I’m sure individual free agents may have reasons not to come to Seattle, but I’m sure a lot of them think Seattle is very attractive. If Jose Vidro can’t get booed in this town, who could? I know: Richie and Jeff Weaver, but still.
If I were a free agent and I had the choice of playing and working out in 95F heat, or the mid 70’s for a whole summer, I’d have my agent on the phone everyday asking “who are you talking to in Seattle?”
No bees on this thread yet? Really??
Look, we all know Seattle has about as much chance of signing a big name free agent as some cop from Clayton County, GA has of finding a bigfoot corpse in a freezer.
Wait, has anyone seen Carlos Silva lately? Sure would be nice if his contract turned out to be a hoax.
Given the choice between Jarrod Washburn on the roster or $10 million free to spend on something else, I’m taking the money every time.
I don’t think that it is tough to bring players here, but if it were, couldn’t they just put a batting cage down at the VMAC on Lake Washington and take their prospective free agents down there and tell them the M’s share the facility with the Seahawks?
I think the perception that it is difficult to bring good players here comes from the fact that the Mariners bring in the crappy players and haven’t tried to sign the good ones over the past few years.
It’s like signing a guy with a World Series ring…when he’s already washed-up!

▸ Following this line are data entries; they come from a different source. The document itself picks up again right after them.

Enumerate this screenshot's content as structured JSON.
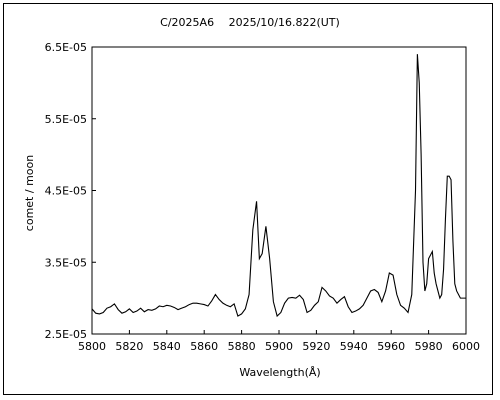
{
  "chart_data": {
    "type": "line",
    "title": "C/2025A6　 2025/10/16.822(UT)",
    "xlabel": "Wavelength(Å)",
    "ylabel": "comet / moon",
    "xlim": [
      5800,
      6000
    ],
    "ylim": [
      2.5e-05,
      6.5e-05
    ],
    "x_ticks": [
      5800,
      5820,
      5840,
      5860,
      5880,
      5900,
      5920,
      5940,
      5960,
      5980,
      6000
    ],
    "x_tick_labels": [
      "5800",
      "5820",
      "5840",
      "5860",
      "5880",
      "5900",
      "5920",
      "5940",
      "5960",
      "5980",
      "6000"
    ],
    "y_ticks": [
      2.5e-05,
      3.5e-05,
      4.5e-05,
      5.5e-05,
      6.5e-05
    ],
    "y_tick_labels": [
      "2.5E-05",
      "3.5E-05",
      "4.5E-05",
      "5.5E-05",
      "6.5E-05"
    ],
    "grid": false,
    "line_color": "#000000",
    "series": [
      {
        "x": [
          5800,
          5802,
          5804,
          5806,
          5808,
          5810,
          5812,
          5814,
          5816,
          5818,
          5820,
          5822,
          5824,
          5826,
          5828,
          5830,
          5832,
          5834,
          5836,
          5838,
          5840,
          5842,
          5844,
          5846,
          5848,
          5850,
          5852,
          5854,
          5856,
          5858,
          5860,
          5862,
          5864,
          5866,
          5868,
          5870,
          5872,
          5874,
          5876,
          5878,
          5880,
          5882,
          5884,
          5886,
          5888,
          5889.5,
          5891,
          5893,
          5895,
          5897,
          5899,
          5901,
          5903,
          5905,
          5907,
          5909,
          5911,
          5913,
          5915,
          5917,
          5919,
          5921,
          5923,
          5925,
          5927,
          5929,
          5931,
          5933,
          5935,
          5937,
          5939,
          5941,
          5943,
          5945,
          5947,
          5949,
          5951,
          5953,
          5955,
          5957,
          5959,
          5961,
          5963,
          5965,
          5967,
          5969,
          5971,
          5973,
          5974,
          5975,
          5976,
          5977,
          5978,
          5979,
          5980,
          5981,
          5982,
          5983,
          5984,
          5985,
          5986,
          5987,
          5988,
          5989,
          5990,
          5991,
          5992,
          5993,
          5994,
          5995,
          5996,
          5997,
          5998,
          5999,
          6000
        ],
        "y": [
          2.85e-05,
          2.79e-05,
          2.78e-05,
          2.8e-05,
          2.86e-05,
          2.88e-05,
          2.92e-05,
          2.84e-05,
          2.79e-05,
          2.81e-05,
          2.85e-05,
          2.8e-05,
          2.82e-05,
          2.86e-05,
          2.81e-05,
          2.84e-05,
          2.83e-05,
          2.85e-05,
          2.89e-05,
          2.88e-05,
          2.9e-05,
          2.89e-05,
          2.87e-05,
          2.84e-05,
          2.86e-05,
          2.88e-05,
          2.91e-05,
          2.93e-05,
          2.93e-05,
          2.92e-05,
          2.91e-05,
          2.89e-05,
          2.96e-05,
          3.05e-05,
          2.98e-05,
          2.93e-05,
          2.9e-05,
          2.88e-05,
          2.92e-05,
          2.75e-05,
          2.78e-05,
          2.85e-05,
          3.05e-05,
          3.95e-05,
          4.35e-05,
          3.55e-05,
          3.62e-05,
          4e-05,
          3.55e-05,
          2.95e-05,
          2.75e-05,
          2.8e-05,
          2.93e-05,
          3e-05,
          3.01e-05,
          3e-05,
          3.04e-05,
          2.98e-05,
          2.8e-05,
          2.83e-05,
          2.9e-05,
          2.95e-05,
          3.15e-05,
          3.1e-05,
          3.03e-05,
          3e-05,
          2.93e-05,
          2.98e-05,
          3.02e-05,
          2.88e-05,
          2.8e-05,
          2.82e-05,
          2.85e-05,
          2.9e-05,
          3e-05,
          3.1e-05,
          3.12e-05,
          3.08e-05,
          2.95e-05,
          3.1e-05,
          3.35e-05,
          3.32e-05,
          3.05e-05,
          2.9e-05,
          2.86e-05,
          2.8e-05,
          3.05e-05,
          4.5e-05,
          6.4e-05,
          6e-05,
          5e-05,
          3.5e-05,
          3.1e-05,
          3.2e-05,
          3.55e-05,
          3.6e-05,
          3.65e-05,
          3.35e-05,
          3.2e-05,
          3.1e-05,
          3e-05,
          3.05e-05,
          3.4e-05,
          4.1e-05,
          4.7e-05,
          4.7e-05,
          4.65e-05,
          3.8e-05,
          3.2e-05,
          3.1e-05,
          3.05e-05,
          3e-05,
          3e-05,
          3e-05,
          3e-05
        ]
      }
    ]
  }
}
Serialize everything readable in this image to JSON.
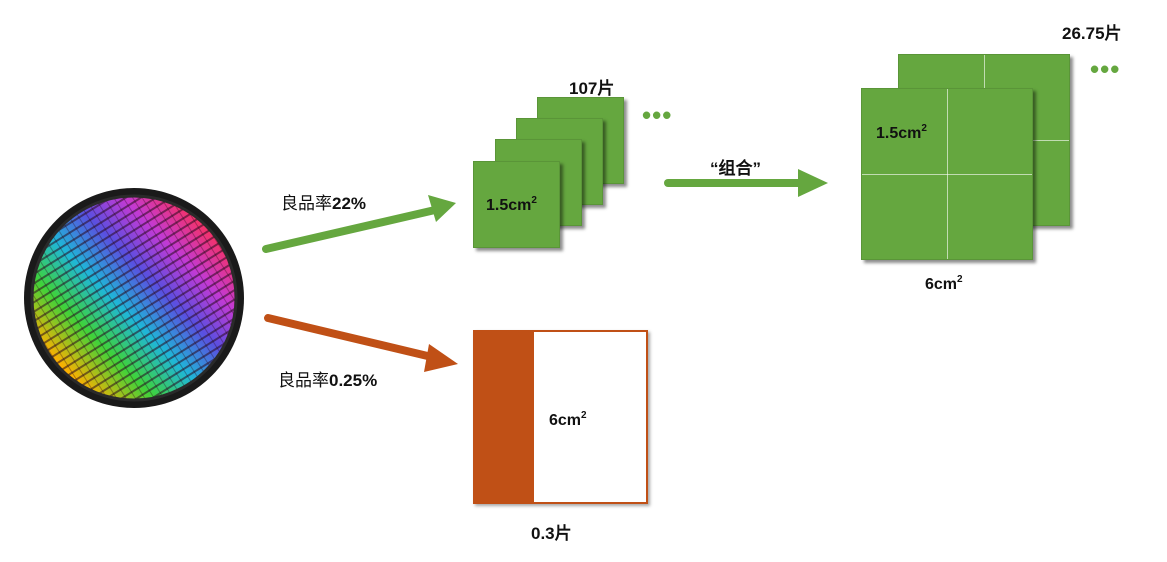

AND that they’re relying on free agents instead of their homegrown talent to win games.
All I can say is that as a Twins fan, I hope that the Mariners are afraid of not being able to sign free agents if they dump Washburn, because I’m hearing my club put a claim in on him and I’m curled up in the fetal position hoping that it’s not true.
According to this, the M’s are going to keep Raul and Wash for the rest of the season… fuck.
Personally, I hope the Yankees pick up Washburn.
Not only because they are the ones who are most likely to eat all of his salary, but also because I don’t like the Yankees. The Red Sox would be nice, too. Just to remind those Sox fans what a bad player with a bloated contract looks like.
Well, if that SI article is right, then its time to break out the pichforks and torches.
If that SI article is true and they end up keeping Washburn, I am going to have to really reconsider the level of attention I can afford to give to the Mariners. Watching gross incompetence day after day, season after season is just not all that fun.